RNA yield sweet spot

2025 Jul 24

This question hits me at a reversing PFA cross-linking step for RNA extraction from PFA fixed slides, where the popular method incubates at 55°C for 2 hours ~ overnight. RNA is very sensitive to temperature, only 10 degrees difference can alter RNA hydrolysis rate by almost 10-fold (ref 1). And a 10 min light PFA cross-linking will not cause much issue of trapping RNA inside protein clusters. Given DNA release rate only shows 1-fold increase from 37°C to 47°C (ref 2), the parameters are as follow:

# RNA decay rate at 40°C
kd_40 = log(2) / 12.5 

# RNA decay rate at 50°C
kd_50 = log(2) / 1.6 

# RNA release rate at 40°C
r_40 = 2.2

# RNA release rate at 40°C
r_50 = 4.4

So the original 55°C isn’t the best condition for RNA recovery, and the presumably high yield is at 40°C for about 2 hours (with proteinase-K) depending on RNA release rate.

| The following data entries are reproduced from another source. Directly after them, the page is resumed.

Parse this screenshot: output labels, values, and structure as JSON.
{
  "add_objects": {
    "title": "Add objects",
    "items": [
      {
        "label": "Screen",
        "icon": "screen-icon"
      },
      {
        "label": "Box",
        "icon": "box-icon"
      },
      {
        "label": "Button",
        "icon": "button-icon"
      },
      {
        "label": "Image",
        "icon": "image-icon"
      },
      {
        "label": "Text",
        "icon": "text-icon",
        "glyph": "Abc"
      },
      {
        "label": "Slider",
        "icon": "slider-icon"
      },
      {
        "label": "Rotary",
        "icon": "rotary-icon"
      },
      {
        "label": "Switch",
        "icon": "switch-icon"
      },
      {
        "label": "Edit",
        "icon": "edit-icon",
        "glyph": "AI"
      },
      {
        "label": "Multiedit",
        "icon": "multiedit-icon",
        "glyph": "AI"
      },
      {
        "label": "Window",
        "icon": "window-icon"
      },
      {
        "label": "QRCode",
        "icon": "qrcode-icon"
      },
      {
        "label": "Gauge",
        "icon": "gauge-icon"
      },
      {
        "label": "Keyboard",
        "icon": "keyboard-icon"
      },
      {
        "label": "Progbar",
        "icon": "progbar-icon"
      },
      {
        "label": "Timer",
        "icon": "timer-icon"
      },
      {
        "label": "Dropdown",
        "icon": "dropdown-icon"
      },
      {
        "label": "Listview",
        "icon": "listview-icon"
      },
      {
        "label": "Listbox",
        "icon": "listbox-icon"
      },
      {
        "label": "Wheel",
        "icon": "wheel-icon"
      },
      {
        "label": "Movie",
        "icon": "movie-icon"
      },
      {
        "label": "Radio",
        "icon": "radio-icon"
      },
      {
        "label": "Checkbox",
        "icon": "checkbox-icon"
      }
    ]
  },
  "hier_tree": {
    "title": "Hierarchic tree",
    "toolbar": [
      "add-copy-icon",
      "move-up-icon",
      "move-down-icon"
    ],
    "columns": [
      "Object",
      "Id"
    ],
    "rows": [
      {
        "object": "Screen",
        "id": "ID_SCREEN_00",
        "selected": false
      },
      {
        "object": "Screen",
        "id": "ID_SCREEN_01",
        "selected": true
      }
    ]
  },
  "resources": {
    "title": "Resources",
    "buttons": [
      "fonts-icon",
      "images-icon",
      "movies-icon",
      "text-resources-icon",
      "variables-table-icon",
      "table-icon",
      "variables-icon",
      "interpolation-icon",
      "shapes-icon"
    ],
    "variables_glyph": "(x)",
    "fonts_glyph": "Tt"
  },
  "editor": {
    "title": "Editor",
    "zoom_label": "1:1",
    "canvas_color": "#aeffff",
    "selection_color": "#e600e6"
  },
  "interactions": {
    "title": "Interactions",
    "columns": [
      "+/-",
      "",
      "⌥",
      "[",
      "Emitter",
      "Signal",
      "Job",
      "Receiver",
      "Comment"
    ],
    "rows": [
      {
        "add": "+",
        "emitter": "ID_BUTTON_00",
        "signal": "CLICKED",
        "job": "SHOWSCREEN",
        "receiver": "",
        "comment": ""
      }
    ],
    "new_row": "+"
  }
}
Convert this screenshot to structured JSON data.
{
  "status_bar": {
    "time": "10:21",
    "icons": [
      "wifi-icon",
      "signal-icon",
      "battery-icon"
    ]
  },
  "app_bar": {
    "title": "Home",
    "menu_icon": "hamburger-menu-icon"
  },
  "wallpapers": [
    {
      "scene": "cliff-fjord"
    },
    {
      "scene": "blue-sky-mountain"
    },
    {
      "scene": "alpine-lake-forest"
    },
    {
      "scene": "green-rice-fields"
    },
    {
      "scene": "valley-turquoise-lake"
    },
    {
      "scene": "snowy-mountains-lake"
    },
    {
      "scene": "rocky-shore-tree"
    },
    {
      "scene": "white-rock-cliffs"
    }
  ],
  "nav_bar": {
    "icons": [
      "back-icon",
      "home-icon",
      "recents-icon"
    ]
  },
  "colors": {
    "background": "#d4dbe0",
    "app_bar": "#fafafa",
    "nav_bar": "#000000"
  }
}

yield_50 = function(X, t) X * exp(-kd_50 * t) * (1 - exp(-r_50 * t))
yield_40 = function(X, t) X * exp(-kd_40 * t) * (1 - exp(-r_40 * t))

plot(seq(0, 12, 0.1), yield_40(100, seq(0, 12, 0.1)), type = 'l', xlab = 'hours', ylab = 'RNA yield')
points(seq(0, 12, 0.1), yield_50(100, seq(0, 12, 0.1)), type = 'l', col = 2)
abline(v = 1.5, lty = 2)
legend('topright', legend=c("40°C", "50°C"),
       col=c("black", "red"), lty = 1, cex=0.8)

Note: the number hasn’t been experimentally verified.